We recently upgraded to using Visual Studio 2008 for compiling our MacroView source code on Windows. Previously we had used Visual Studio 2003 so there was a jump over the 2005 compiler version. The same version of IDE is now being used across all of our C, C++ and C# code on Windows. The move went fairly smoothly but one of the porting tasks that I didn’t anticipate was the change in the implementation of dynamic_cast and how it relates to a multiple inheritance hierarchy. A problem occurred where a dynamic_cast failed with a VS2008 compiled executable while it didn’t with the VS2003 compiled version. The inheritance hierarchy of the class in question is shown in the diagram. The diagram is my first use of the C++ class diagram support in VS2008 which is quite nifty. I’m not sure how well it will work with collection relationships in C++, but for quickly creating an inheritance diagram it was very nifty.

OPC Meta Bridge Inheritance

I suppose some developers will recoil in horror at the use of multiple-inheritance, but it has actually worked well and well across multiple platforms. The multiple inheritance of IMetaMessageProcessor, IConversationMessageSink and IHandleEventProcessor are all in aid of supporting the interface concept in C++. Each of these interface “classes” have all abstract methods and absolutely no data. The DebugTool class is a convenience class which provides a series of logging functions to any class inheriting from it. This is the aspect of the inheritance hierarchy that feels a bit “dirty”. This approach was taken to minimize the amount of typing needed in a class to call a logging function. This could have also been achieved through composition and some macros to reduce the typing footprint. Regardless, this is the design that was chosen and it has worked well. Purists be damned :^)
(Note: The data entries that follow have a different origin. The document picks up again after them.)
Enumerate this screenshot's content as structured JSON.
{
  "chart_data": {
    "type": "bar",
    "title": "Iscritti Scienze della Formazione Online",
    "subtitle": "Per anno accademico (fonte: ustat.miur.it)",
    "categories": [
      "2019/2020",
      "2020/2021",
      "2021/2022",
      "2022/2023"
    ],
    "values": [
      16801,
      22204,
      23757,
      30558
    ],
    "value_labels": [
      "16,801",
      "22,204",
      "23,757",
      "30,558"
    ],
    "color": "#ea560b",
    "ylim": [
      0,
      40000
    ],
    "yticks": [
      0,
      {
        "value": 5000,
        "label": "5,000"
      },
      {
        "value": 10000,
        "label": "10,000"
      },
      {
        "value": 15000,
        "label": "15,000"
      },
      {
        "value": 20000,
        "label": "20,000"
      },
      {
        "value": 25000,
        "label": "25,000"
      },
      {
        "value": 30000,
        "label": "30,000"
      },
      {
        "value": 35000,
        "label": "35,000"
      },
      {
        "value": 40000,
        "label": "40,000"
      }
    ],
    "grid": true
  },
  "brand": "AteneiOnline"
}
Back to the dynamic_cast issue. Testing the VS2008 compiled application showed a dynamic_cast<OpcMetaBridge *>( processor ) where processor is an IMetaMessageProcessor failing. Cracking open the Annotated C++ Reference Manual lead me to the following statement:

The result of a dynamic_cast(v) is of type T. The type T must be a pointer or a reference to a defined class or void *.
If T is a pointer type and v is a pointer of a type for which T is an accessible base class, the result is a pointer to a unique sub object of that class.

So the dynamic_cast was returning a null pointer because MetaCommsServer inherits from IMetaMessageProcessor with protected inheritance. It worked before because VS2003 and all of the other older Unix C/C++ compilers we’re using weren’t matching the standard. VS2008 improves Microsoft’s compliance with the definition of the C++ language.